In the United States, approximately 10 to 20 percent of breast cancers are classified as Triple Negative Breast Cancer (TNBC), an aggressive subtype of cancers that can spread rapidly in the body and have a higher rate of recurrence.
Rackham and University of Michigan Medical School Ph.D. candidate Kassidy Jungles is working to improve treatment outcomes for people living with a TNBC diagnosis through the combination of radiotherapy and immunotherapies, drugs designed to activate immune response.
“There’s a lot of promise as we understand how immunotherapies work,” Jungles says. “I’m interested in efficacy and in reducing off-target effects. A lot of people get really sick when they’re on immunotherapies. As a pharmacologist, trying to make those symptoms less severe is something that’s really important as we try to improve patient outcomes.”
Understanding TNBC
While other types of breast cancers have estrogen or progesterone receptors—meaning the cancer cells need hormones to grow and spread and can be slowed or stopped through anti-estrogen therapies—TNBCs are subtypes of cancer that do not feed on hormones.
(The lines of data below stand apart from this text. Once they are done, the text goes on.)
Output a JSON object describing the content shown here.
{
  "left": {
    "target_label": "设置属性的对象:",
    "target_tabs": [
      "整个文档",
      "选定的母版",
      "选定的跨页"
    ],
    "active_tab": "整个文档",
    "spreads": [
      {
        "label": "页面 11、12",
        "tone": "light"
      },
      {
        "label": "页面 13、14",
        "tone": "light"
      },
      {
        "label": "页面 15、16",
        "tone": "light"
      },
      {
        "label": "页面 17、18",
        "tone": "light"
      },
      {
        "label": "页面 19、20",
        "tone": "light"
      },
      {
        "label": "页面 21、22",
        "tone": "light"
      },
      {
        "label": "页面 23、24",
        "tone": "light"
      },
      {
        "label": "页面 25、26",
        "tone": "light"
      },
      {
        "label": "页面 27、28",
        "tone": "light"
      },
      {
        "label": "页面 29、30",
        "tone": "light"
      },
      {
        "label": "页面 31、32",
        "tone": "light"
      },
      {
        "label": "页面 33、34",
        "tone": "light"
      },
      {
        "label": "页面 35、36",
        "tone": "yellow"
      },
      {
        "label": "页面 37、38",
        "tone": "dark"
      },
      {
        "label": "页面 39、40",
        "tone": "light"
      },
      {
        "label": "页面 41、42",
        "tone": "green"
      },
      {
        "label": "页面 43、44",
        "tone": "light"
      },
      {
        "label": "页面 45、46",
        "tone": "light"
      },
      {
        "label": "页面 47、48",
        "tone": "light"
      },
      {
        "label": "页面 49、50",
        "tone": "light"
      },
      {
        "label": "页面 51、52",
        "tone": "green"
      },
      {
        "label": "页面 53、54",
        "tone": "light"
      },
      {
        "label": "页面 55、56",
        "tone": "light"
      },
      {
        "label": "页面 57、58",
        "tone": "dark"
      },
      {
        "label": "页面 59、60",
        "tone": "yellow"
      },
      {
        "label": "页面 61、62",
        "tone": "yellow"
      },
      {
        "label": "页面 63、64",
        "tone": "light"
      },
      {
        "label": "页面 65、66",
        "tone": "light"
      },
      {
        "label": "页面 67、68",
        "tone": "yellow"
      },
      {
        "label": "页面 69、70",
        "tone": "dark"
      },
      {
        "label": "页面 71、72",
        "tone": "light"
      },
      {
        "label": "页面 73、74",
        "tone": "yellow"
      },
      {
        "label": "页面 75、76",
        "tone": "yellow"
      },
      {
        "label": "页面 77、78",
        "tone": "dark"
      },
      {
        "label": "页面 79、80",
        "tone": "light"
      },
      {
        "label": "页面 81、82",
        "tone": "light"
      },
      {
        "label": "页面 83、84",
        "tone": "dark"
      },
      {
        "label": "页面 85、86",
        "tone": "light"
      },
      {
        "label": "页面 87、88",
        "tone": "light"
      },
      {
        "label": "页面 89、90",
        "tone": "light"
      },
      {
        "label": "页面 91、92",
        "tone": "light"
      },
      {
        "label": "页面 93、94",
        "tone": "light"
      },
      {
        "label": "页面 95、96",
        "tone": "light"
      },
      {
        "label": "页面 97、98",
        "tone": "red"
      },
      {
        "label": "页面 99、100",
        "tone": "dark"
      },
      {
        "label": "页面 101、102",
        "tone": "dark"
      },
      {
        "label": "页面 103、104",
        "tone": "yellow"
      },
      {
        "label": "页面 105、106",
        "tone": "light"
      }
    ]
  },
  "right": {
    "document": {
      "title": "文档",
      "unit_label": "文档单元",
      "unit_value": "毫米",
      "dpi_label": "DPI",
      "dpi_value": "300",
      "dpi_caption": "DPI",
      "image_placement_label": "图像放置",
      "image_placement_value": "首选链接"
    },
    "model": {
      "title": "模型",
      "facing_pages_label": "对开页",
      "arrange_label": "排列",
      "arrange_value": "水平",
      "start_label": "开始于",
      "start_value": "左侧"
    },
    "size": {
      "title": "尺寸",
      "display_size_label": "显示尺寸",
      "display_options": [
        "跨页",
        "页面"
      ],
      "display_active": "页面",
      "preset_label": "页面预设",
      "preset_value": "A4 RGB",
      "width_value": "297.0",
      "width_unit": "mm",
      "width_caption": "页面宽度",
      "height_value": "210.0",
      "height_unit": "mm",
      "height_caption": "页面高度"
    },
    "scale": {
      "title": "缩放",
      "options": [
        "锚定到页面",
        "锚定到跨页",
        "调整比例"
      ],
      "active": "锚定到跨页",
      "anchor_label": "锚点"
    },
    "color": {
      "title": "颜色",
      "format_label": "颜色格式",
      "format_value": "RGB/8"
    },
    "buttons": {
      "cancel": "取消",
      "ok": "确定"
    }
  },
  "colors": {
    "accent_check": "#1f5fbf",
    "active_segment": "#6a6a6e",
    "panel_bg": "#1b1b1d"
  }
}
Additionally, other types of breast cancers produce a protein called HER2 that can be targeted with drugs to slow cancer growth. TNBC subtypes grow on their own, without hormones or HER2 telling them to do so, resulting in rapid spread and growth.
Additionally, while many breast cancers impact older, menopausal, and postmenopausal individuals, TNBC is more common in people under 40 years old. Recent research indicates that young, Black individuals assigned female at birth had a nearly three-fold increased risk of triple-negative breast cancers. The risk is also high for individuals who have an easy-to-test-for inherited genetic mutation known as BRCA1, impacting individuals across all ethnicities.
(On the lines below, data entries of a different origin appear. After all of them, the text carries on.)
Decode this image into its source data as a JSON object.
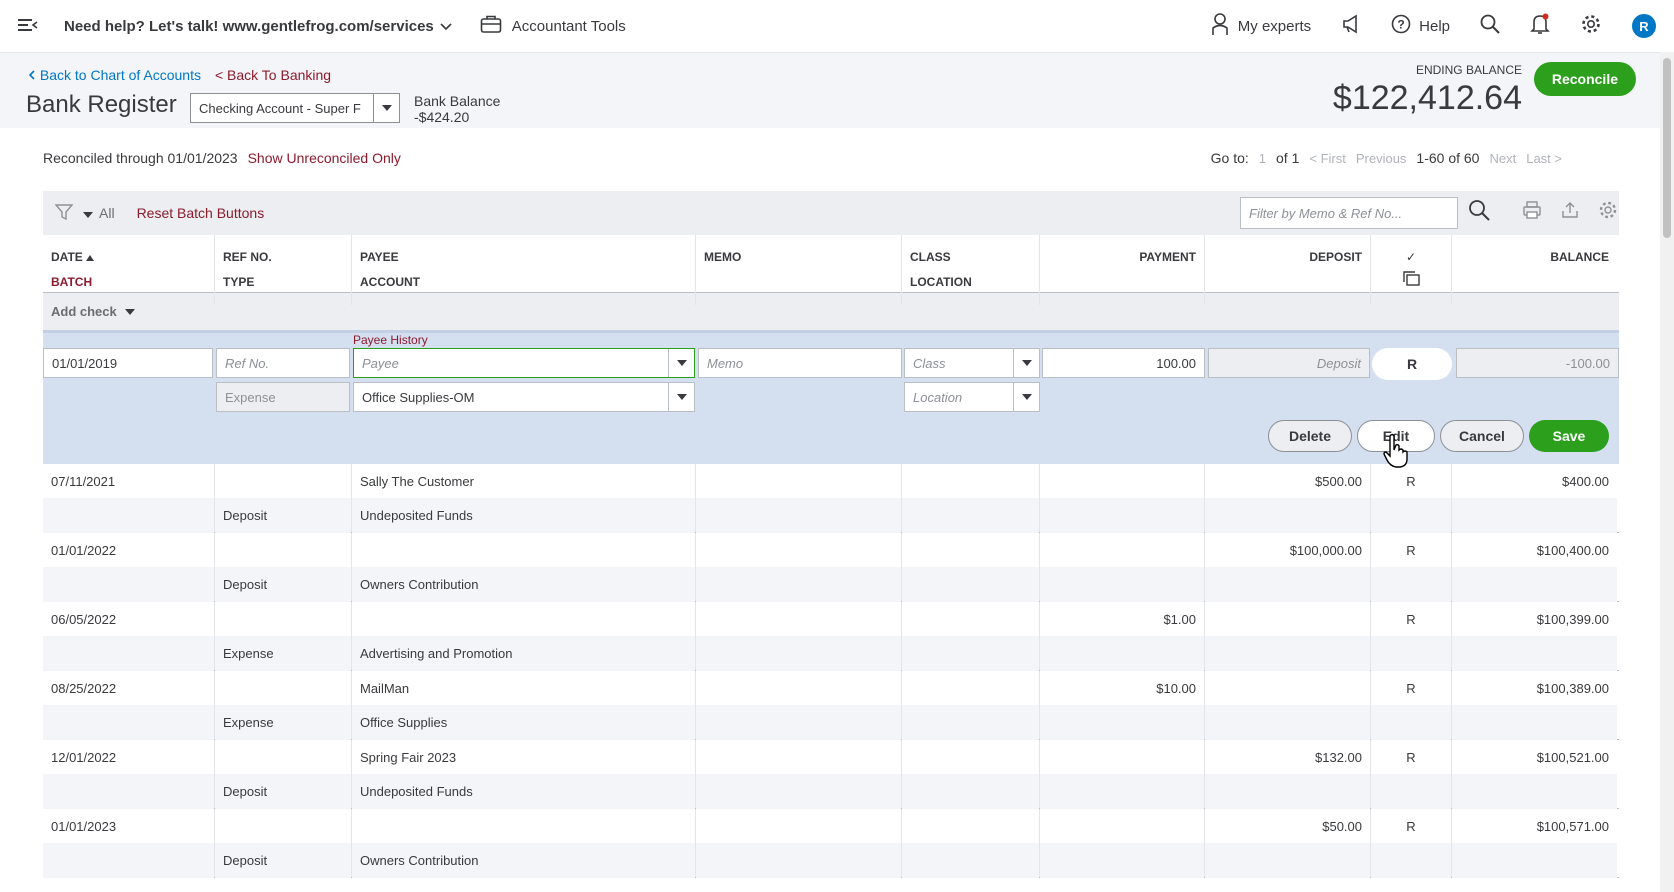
{
  "topbar": {
    "help_text": "Need help? Let's talk! www.gentlefrog.com/services",
    "accountant_tools": "Accountant Tools",
    "my_experts": "My experts",
    "help": "Help",
    "avatar_letter": "R"
  },
  "header": {
    "back_chart": "Back to Chart of Accounts",
    "back_banking": "< Back To Banking",
    "title": "Bank Register",
    "account": "Checking Account - Super F",
    "bank_balance_label": "Bank Balance",
    "bank_balance_value": "-$424.20",
    "ending_balance_label": "ENDING BALANCE",
    "ending_balance_value": "$122,412.64",
    "reconcile": "Reconcile"
  },
  "status": {
    "reconciled": "Reconciled through 01/01/2023",
    "show_unreconciled": "Show Unreconciled Only"
  },
  "pager": {
    "goto": "Go to:",
    "page": "1",
    "of": "of 1",
    "first": "< First",
    "previous": "Previous",
    "range": "1-60 of 60",
    "next": "Next",
    "last": "Last >"
  },
  "toolbar": {
    "all": "All",
    "reset": "Reset Batch Buttons",
    "filter_placeholder": "Filter by Memo & Ref No..."
  },
  "columns": {
    "date": "DATE",
    "batch": "BATCH",
    "ref": "REF NO.",
    "type": "TYPE",
    "payee": "PAYEE",
    "account": "ACCOUNT",
    "memo": "MEMO",
    "class": "CLASS",
    "location": "LOCATION",
    "payment": "PAYMENT",
    "deposit": "DEPOSIT",
    "check": "✓",
    "balance": "BALANCE"
  },
  "add_check": "Add check",
  "edit": {
    "payee_history": "Payee History",
    "date": "01/01/2019",
    "ref_placeholder": "Ref No.",
    "payee_placeholder": "Payee",
    "memo_placeholder": "Memo",
    "class_placeholder": "Class",
    "payment": "100.00",
    "deposit_placeholder": "Deposit",
    "reconcile_status": "R",
    "balance": "-100.00",
    "type": "Expense",
    "account": "Office Supplies-OM",
    "location_placeholder": "Location",
    "delete": "Delete",
    "edit": "Edit",
    "cancel": "Cancel",
    "save": "Save"
  },
  "rows": [
    {
      "date": "07/11/2021",
      "type": "Deposit",
      "payee": "Sally The Customer",
      "account": "Undeposited Funds",
      "payment": "",
      "deposit": "$500.00",
      "status": "R",
      "balance": "$400.00"
    },
    {
      "date": "01/01/2022",
      "type": "Deposit",
      "payee": "",
      "account": "Owners Contribution",
      "payment": "",
      "deposit": "$100,000.00",
      "status": "R",
      "balance": "$100,400.00"
    },
    {
      "date": "06/05/2022",
      "type": "Expense",
      "payee": "",
      "account": "Advertising and Promotion",
      "payment": "$1.00",
      "deposit": "",
      "status": "R",
      "balance": "$100,399.00"
    },
    {
      "date": "08/25/2022",
      "type": "Expense",
      "payee": "MailMan",
      "account": "Office Supplies",
      "payment": "$10.00",
      "deposit": "",
      "status": "R",
      "balance": "$100,389.00"
    },
    {
      "date": "12/01/2022",
      "type": "Deposit",
      "payee": "Spring Fair 2023",
      "account": "Undeposited Funds",
      "payment": "",
      "deposit": "$132.00",
      "status": "R",
      "balance": "$100,521.00"
    },
    {
      "date": "01/01/2023",
      "type": "Deposit",
      "payee": "",
      "account": "Owners Contribution",
      "payment": "",
      "deposit": "$50.00",
      "status": "R",
      "balance": "$100,571.00"
    }
  ]
}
While every individual diagnosed with TNBC will work with their doctor to create a treatment plan built for their specific needs, TNBC is typically treated with a combination of therapies such as surgery, radiation, and chemotherapy. Unfortunately, cancer returning to the body after a period of remission is common with TNBC.
According to Jungles, one reason for this could be the fact that TNBC is an umbrella term used to describe many different cancer subtypes—the only thing that really brings all TNBC subtypes together is their lack of hormone and HER2 receptors—but current treatments are not built for complexity.
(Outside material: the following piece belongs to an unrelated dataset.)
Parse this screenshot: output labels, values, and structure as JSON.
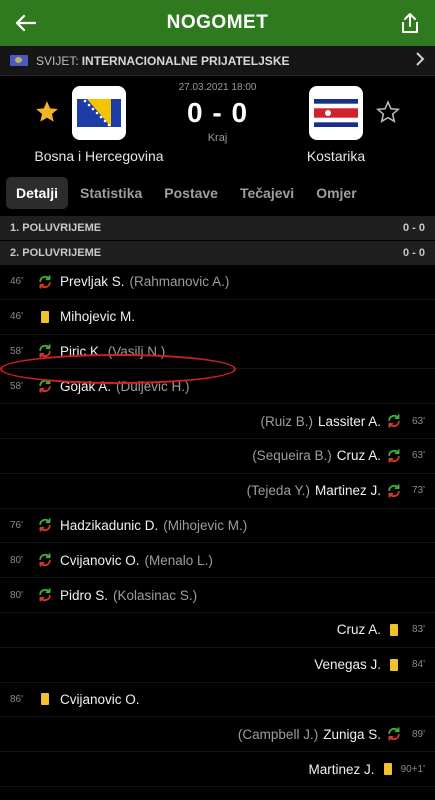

“TNBC treatments are currently kind of ‘one-size-fits-all,’” Jungles says. “But not all patients respond to therapy in the same ways. There’s a lot of work that needs to be done to really understand more about breast cancer as a whole and different subtypes.”
Currently, Jungles is researching the use of radiotherapy on TNBC used in tandem with a small molecule that targets a key cellular checkpoint responsible for cancer growth and spread.
“If we can cut off this checkpoint that is acting as a regulator of cancer cell division, we can essentially kill the cancer cells. This approach also allows us to have more specificity towards the cancer cells than the healthy cells in the body, which could reduce treatment symptoms,” Jungles says.
Shifting Perceptions
At a recent American Association for Cancer Research annual meeting, Jungles met a young, Black patient advocate who was working to increase the inclusion and representation of patients with TNBC. The advocate had been diagnosed with TNBC while in her mid-twenties.
“Her oncologist gave her a packet with an older white woman on the cover, and she just kind of felt like she wasn’t seen—that’s not who she was,” Jungles says.
This lack of representation has far-reaching consequences, impacting everything from resonant communication about regular breast exams to the outcomes of clinical trials.
“TNBC impacts young women of color predominantly, but with our clinical trials, a lot of the patients that enroll are older white women,” Jungles says.
She adds that there’s currently a lot of work underway to increase the diversity of patients in clinical trials to better understand the disparities and outcomes of breast cancer patients.
“It’s really important to realize that cancer can happen at any age and certain subtypes like TNBC are more common in younger women and Black women,” Jungles says.
“It’s definitely an important dialogue to keep bringing forward—I’m grateful to the patient advocates who are working to bring about this change in the field, increasing representation and helping people connect to the care that they need.”
How Rackham Helps
Kassidy Jungles is a Rackham Merit Fellow, a Rackham Graduate Student Research Grant recipient, a 2024 Rackham Predoctoral Fellow, and a 2024 inductee to the Bouchet Honor Society. She is also an alum of Rackham’s Summer Research Opportunity Program (SROP), a program she credits with helping her chart her course to graduate school as a researcher.
“I loved SROP. Honestly, I think it was one of the best things that happened to me during my undergraduate years, especially as I’m the first person in my family to attend college,” she says.
Now in a position to pay it forward from her vantage point as a Ph.D. candidate, Jungles works to create in-roads for women and first-generation students like herself through the pharmacology department’s summer STEM program for local students, Wolverine Pathways, and by mentoring undergraduate students in the lab.
“It’s really important for me to do what I can to increase the inclusion of underserved groups in STEM,” she says. “Without diverse viewpoints, we really wouldn’t be where we are in science today—and we need to have even more diverse viewpoints to bring about change.”